サスペンションのセッティングだけでこれを解決しようと思うと難しい。ヘアピンでしっかり回り込むようなセッティングにすれば、その代償として高速コーナーで挙動が落ち着かないクルマになってしまうのだ。そうなると、路面の不整でドライバーが体を揺さぶられただけで、クルマの進路が乱れて怖い思いをすることになる。
簡単に言えば、低速コーナーでは向きを俊敏に変えたがり、高速コーナーでは安定して外乱の影響を受けないセッティングが望ましい。しかしサスペンションでこれをやろうとしても無理なのだ。俊敏なセッティングにすれば速度域に関係なく俊敏になり、安定志向のセッティングをすれば速度域に関係なく曲がらないセッティングになる。クルマがミニバンなら簡単だ。低速コーナーを俊敏に回り込むことを諦めて安定一本でセッティングを出せば良い。しかしスポーツ指向のクルマではそういうわけにはいかない。どちらの領域でも優れたハンドリングを実現しなくてはならない。
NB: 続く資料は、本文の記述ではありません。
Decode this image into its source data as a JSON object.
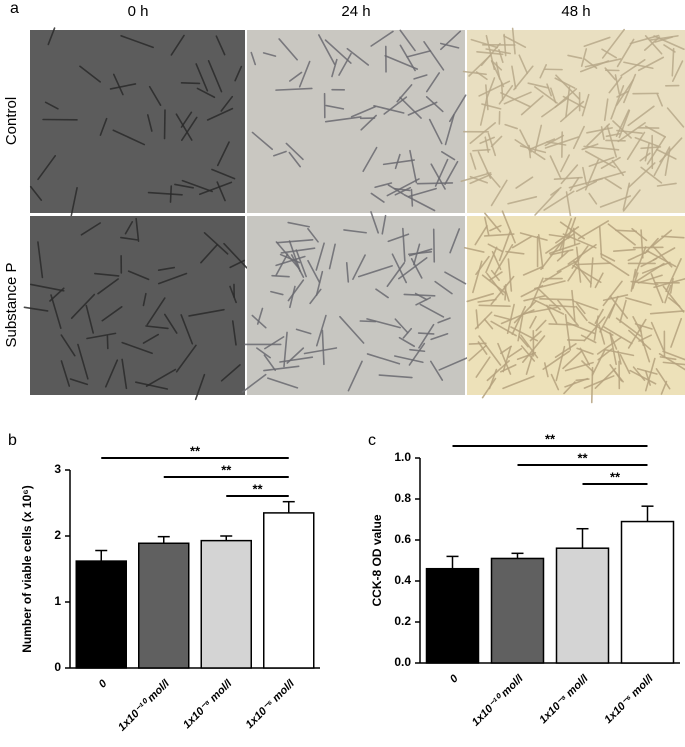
{
  "panel_a": {
    "label": "a",
    "columns": [
      "0 h",
      "24 h",
      "48 h"
    ],
    "rows": [
      "Control",
      "Substance P"
    ]
  },
  "chart_data": [
    {
      "type": "bar",
      "panel_label": "b",
      "y_label": "Number of viable cells (x 10⁶)",
      "categories": [
        "0",
        "1x10⁻¹⁰ mol/l",
        "1x10⁻⁸ mol/l",
        "1x10⁻⁶ mol/l"
      ],
      "values": [
        1.62,
        1.89,
        1.93,
        2.35
      ],
      "errors": [
        0.16,
        0.1,
        0.07,
        0.17
      ],
      "colors": [
        "#000000",
        "#606060",
        "#d4d4d4",
        "#ffffff"
      ],
      "ylim": [
        0,
        3
      ],
      "yticks": [
        0,
        1,
        2,
        3
      ],
      "annotations": [
        "**",
        "**",
        "**"
      ]
    },
    {
      "type": "bar",
      "panel_label": "c",
      "y_label": "CCK-8 OD value",
      "categories": [
        "0",
        "1x10⁻¹⁰ mol/l",
        "1x10⁻⁸ mol/l",
        "1x10⁻⁶ mol/l"
      ],
      "values": [
        0.46,
        0.51,
        0.56,
        0.69
      ],
      "errors": [
        0.06,
        0.025,
        0.095,
        0.075
      ],
      "colors": [
        "#000000",
        "#606060",
        "#d4d4d4",
        "#ffffff"
      ],
      "ylim": [
        0,
        1
      ],
      "yticks": [
        {
          "value": 0,
          "label": "0.0"
        },
        0.2,
        0.4,
        0.6,
        0.8,
        {
          "value": 1,
          "label": "1.0"
        }
      ],
      "annotations": [
        "**",
        "**",
        "**"
      ]
    }
  ]
}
ではどうするのか? タイヤの前後接地荷重を利用するのだ。そのためにはタイヤに関する2つの原則を理解しなくてはならない。
第1の原則は「タイヤのグリップ力は接地荷重に比例的である」ということだ。クルマの「走る」「曲がる」「止まる」は全部タイヤのグリップに依存している。そのグリップ力はタイヤを地面に押しつける力とおおむね比例的な関係にある。例えば、FF車の場合、急な上り坂で加速しようとすると、タイヤがスリップしやすいし、RR車ならスリップしにくい。FFでは、上り坂、加速という2つの要素で駆動輪である前輪から重さが抜けるし、逆にRRでは、上り坂、加速の2つの要因で後輪にかかる重さが増すためだ。
第2の原則は「後輪は直進安定性をつかさどる」ということだ。例えば、FRでアクセルを踏みすぎてリヤタイヤがスリップすると、クルマはスピンする。これは駆動輪である後輪がグリップを失うと、後輪がつかさどっている直進安定性が失われるからだ。FFの場合は、フロントタイヤがスリップした結果、むしろ曲がらなくなる。フロントのグリップが低下した結果、相対的に後輪がつかさどる直進安定性の支配が強くなるからだ。
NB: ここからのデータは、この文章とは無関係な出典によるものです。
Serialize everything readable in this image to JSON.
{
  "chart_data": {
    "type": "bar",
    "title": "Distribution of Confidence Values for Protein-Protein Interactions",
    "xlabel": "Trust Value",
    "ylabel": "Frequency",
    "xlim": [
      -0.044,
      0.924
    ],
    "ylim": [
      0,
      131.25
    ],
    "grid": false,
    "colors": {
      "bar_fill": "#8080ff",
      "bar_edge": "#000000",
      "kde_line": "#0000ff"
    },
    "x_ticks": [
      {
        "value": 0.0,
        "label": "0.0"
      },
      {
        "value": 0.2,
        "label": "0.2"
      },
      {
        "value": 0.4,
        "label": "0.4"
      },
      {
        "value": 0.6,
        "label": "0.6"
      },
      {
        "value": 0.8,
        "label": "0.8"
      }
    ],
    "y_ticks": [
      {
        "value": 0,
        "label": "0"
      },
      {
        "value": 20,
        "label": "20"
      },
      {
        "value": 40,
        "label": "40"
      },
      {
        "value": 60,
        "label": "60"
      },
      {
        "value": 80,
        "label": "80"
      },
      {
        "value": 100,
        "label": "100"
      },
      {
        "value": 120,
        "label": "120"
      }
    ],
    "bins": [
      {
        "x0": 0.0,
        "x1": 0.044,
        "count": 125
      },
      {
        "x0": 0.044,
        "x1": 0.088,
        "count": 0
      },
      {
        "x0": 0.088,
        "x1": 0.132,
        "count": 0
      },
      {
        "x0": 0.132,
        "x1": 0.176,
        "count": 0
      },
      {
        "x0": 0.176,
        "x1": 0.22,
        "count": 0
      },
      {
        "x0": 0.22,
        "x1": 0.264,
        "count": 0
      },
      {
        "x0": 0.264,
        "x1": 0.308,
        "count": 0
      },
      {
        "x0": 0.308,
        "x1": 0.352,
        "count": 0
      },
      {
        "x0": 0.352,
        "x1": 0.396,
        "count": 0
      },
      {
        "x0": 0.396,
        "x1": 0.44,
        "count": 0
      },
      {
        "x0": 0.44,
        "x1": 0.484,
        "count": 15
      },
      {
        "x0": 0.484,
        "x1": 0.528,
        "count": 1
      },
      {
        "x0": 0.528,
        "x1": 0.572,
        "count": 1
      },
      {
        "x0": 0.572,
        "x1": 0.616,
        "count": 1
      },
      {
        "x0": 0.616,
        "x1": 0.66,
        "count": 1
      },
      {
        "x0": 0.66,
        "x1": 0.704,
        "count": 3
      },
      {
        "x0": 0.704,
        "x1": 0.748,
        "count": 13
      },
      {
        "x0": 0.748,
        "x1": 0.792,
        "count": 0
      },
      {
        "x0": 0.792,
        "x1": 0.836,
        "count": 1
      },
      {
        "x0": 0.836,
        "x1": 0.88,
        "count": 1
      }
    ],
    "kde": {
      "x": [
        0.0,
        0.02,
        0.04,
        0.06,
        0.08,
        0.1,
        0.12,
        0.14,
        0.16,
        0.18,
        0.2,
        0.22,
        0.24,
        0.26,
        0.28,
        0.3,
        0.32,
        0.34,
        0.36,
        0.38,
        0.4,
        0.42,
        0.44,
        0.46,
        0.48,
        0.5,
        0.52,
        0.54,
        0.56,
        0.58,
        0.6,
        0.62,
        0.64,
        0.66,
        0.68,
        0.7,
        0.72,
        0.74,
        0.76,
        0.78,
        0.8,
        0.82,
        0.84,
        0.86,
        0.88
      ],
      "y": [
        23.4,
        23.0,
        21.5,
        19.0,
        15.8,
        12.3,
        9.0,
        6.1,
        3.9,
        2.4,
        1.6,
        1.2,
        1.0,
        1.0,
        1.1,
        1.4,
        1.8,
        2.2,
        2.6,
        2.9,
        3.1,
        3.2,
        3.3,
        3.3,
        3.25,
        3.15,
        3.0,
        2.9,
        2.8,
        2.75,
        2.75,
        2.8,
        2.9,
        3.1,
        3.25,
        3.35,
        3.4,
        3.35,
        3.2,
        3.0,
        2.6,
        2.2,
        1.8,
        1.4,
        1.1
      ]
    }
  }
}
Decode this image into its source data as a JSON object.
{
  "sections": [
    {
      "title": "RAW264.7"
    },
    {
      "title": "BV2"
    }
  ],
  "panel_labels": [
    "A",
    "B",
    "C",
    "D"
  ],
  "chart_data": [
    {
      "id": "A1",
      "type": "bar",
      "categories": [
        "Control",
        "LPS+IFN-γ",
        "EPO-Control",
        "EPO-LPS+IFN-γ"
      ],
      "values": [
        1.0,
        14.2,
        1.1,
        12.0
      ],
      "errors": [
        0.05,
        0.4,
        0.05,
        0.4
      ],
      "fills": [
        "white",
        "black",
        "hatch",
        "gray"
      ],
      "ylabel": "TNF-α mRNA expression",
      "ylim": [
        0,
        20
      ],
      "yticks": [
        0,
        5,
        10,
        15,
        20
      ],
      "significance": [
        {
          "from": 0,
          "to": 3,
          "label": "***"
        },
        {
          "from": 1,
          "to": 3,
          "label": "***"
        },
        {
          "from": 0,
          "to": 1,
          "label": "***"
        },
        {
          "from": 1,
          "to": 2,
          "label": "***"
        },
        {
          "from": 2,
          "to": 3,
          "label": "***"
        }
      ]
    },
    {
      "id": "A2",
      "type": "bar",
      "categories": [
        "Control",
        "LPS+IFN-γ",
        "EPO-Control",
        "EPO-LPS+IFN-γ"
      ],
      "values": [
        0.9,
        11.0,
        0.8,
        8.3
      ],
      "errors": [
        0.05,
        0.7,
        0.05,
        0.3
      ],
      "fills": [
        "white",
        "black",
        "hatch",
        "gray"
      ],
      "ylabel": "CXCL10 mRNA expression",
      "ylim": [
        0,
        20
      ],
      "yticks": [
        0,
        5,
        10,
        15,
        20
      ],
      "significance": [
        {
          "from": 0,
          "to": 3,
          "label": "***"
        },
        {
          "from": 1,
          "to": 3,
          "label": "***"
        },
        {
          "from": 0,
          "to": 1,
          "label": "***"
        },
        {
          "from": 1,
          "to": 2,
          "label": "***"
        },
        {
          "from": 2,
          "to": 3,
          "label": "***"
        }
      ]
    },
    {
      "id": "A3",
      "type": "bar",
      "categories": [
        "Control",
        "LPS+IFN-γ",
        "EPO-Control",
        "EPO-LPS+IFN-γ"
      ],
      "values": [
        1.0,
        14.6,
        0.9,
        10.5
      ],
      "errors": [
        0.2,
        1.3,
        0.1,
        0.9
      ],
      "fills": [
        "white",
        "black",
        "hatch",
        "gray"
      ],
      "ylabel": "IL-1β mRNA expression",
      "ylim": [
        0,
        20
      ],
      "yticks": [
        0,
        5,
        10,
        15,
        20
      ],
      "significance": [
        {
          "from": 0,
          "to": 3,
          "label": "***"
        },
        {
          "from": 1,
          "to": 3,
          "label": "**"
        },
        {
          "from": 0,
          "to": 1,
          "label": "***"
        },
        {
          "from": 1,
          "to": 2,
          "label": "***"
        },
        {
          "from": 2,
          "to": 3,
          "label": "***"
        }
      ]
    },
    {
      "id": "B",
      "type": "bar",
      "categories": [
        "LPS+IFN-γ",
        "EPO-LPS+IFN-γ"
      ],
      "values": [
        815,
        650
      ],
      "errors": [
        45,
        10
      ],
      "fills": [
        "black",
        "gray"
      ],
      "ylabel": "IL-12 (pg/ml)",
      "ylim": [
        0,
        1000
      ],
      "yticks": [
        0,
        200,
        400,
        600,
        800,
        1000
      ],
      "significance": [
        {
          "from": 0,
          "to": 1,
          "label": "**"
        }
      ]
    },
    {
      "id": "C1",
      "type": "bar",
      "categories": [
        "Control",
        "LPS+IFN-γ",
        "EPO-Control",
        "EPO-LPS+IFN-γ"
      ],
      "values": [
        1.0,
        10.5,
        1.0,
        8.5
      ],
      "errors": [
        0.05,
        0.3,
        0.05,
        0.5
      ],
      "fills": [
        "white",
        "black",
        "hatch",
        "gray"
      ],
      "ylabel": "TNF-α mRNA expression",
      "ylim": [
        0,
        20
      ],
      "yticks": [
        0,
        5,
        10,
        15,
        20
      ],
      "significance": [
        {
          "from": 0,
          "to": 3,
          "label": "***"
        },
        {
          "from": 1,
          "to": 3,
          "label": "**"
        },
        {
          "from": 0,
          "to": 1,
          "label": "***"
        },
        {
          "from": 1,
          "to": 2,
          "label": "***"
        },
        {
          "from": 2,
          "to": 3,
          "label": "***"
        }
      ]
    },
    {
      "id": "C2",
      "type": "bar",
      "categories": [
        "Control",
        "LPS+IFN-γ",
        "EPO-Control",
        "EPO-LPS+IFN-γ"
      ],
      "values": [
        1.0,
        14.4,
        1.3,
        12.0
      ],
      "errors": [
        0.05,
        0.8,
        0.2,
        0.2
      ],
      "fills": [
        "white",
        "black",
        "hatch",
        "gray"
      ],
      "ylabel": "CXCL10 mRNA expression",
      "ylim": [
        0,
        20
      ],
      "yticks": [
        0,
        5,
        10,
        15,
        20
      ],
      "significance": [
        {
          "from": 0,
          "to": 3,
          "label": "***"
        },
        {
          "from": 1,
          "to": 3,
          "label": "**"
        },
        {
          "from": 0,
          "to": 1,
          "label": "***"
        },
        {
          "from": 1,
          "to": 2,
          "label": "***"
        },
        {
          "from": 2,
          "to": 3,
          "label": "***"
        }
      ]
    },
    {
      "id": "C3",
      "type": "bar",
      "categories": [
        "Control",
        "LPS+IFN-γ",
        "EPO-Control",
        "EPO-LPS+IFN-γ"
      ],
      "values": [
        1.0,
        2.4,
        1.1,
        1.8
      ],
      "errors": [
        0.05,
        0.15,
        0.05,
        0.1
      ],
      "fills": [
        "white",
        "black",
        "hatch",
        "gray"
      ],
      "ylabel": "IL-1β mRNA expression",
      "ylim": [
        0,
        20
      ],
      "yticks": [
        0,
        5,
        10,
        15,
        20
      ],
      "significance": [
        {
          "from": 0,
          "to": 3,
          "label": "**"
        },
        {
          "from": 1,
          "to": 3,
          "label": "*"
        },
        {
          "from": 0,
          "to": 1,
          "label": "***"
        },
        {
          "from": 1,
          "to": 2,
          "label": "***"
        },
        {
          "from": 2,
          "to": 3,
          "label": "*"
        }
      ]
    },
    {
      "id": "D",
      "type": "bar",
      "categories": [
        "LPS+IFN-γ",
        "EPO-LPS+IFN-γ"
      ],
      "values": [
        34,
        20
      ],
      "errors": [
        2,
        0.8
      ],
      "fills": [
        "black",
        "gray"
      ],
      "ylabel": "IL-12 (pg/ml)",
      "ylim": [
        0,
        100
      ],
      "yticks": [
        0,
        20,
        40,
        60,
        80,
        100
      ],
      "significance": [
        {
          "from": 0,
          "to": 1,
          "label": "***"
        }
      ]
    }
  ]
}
では、この2つの法則を組み合わせたらどうなるだろう? 前後輪のうち、後輪に強い接地荷重を加えると、クルマは安定する。直進安定性を高めたいのだったら、リヤウイングで後輪の接地荷重を増せば良いことになる。
幸いなことにウイングは空気の流れによって垂直荷重を得る仕組みなので、低速では効果が弱まり、高速で効果が高まる。
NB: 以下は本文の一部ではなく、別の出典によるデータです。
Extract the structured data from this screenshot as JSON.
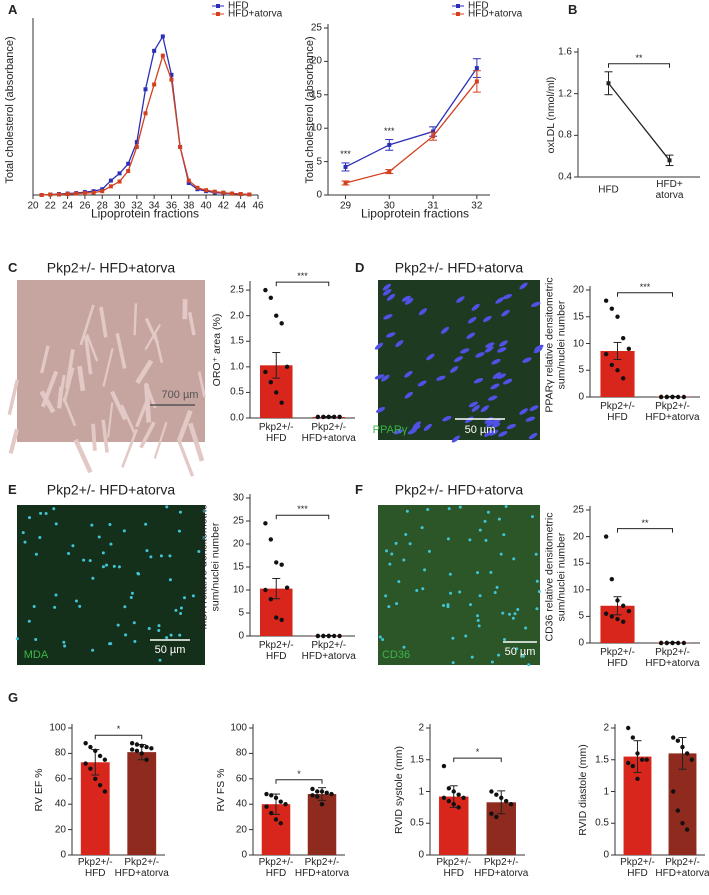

つまり、スポーツ指向のクルマが抱えている「低速で曲がりやすく、高速では安定させたい」という矛盾の解決に使えるのだ。サスペンションの基本セッティングを曲がりやすい方向に合わせて、ウイングによって速度が上がるとリヤの接地荷重が強まるようにしてやると、低速ではサスペンションセッティングできびきびと曲がり、高速ではウィングの効果によってリヤタイヤの支配力が増して安定したハンドリングを得ることができる。
もちろん、高速で前輪への荷重が弱くなりすぎて舵が効かなくなるとまずいから、前輪への加重もリヤとのバランスを見ながら増やしてやった方が良い。空力対策は後ろだけやっておけばいいわけではないのだ。そこはあくまでもバランスの話だ。
●空気抵抗を増大させずに効果を引き出すには?
ところが、ウイングはその成り立ち上、空気抵抗が増える宿命から逃げられない。そもそもウイングは、ボディの上面と下面を流れる空気を上面だけ抵抗をつけて阻害してやることで、上面の空気の流れを遅くする仕組みだからだ。結果、ボディは空気によって下側へ押しつけられる。
この上面、下面の気流の速度差は相対的なものなので、上面に空気抵抗を付けて遅くしてやる代わりに、下面の流速を上げて速くしてやることでも同じ効果が得られる。
燃費を良くしなくてはならない今、本当ならウイングで上面の抵抗を増やすことよりも、ボディ下面の抵抗を減らしてやった方が都合が良い。そこで自動車は徐々にボディ下面の気流のコントロールに留意する設計に進んでいるのだ。
例えば、プリウスだ。ボディの下面のほとんどを整流パネルで覆って平らにすることで気流を整え、流速を上げている。上手に設計すればボディ上面にウイングを設けずに前後輪をバランス良く路面に押しつけることができるわけだ。プリウスは燃費の世界チャンピオンでなくてはならない宿命なので、空力の優先度が高いパッケージにできる。
ところが、乗用車はどうしてもパッケージングが優先される。室内空間を広く採ろうとすればルーフの高さが上がり、結果的に後ろ下がりシェープのリヤウインドー周辺で気流の流速が上がってしまう。プリウスではサイドウインドーの下端ラインを思い切り後ろ上がりにしてリヤウインドー後端の位置をできる限り高くし、ルーフと後端の高低差を減らしている。フォーマルなスタイリングを要求されるクラウンと比較してみると、その違いがよく分かると思う。特にフロントウインドー下端とリヤウインドー下端の位置を見比べると分かりやすいだろう。
こうしたセダンスタイルの場合、床下の整流だけでは十分に流速差を付けることができないため、高運動性モデルにはウイングが必要になる。シビックType-Rの場合、かなりリヤウインドーラインを引き上げているので、流速のコントロールは十分できているはずだが、それ以上に高いレベルでの接地荷重が必要になった結果、ウイングを採用しているのだと思われる。
余談だが、この後ろ上がりのサイドウインドー見切り線にはメリットだけでなくデメリットもある。駐車のとき、クルマが真っすぐかどうかを見極めるにはこの窓のラインが大きな目安になる。水平でないとどうしても斜めになりがちになる。歴代プリウスがオートパーキングに熱心な理由の1つはこの見切り線のせいだ。クルマの設計はこうして風が吹けば桶屋が儲かるように、1つの要素がほかの要素に影響を与えていくところが面白い。何と何をどう優先するのかをきちんと序列立てないと整合しないのだ。
さて、最後にウイングの意義について整理し直そう。低速と高速のハンドリングを両立するために前後の荷重バランスを整えるためにウイングが必要になった。近年では、低燃費性能のためにボディ下面の整流による手法が採られるようになったが、さまざまな理由でそれだけでは十分でない場合があり、不足部分を補う意味でまだウイングは必要とされているのだ。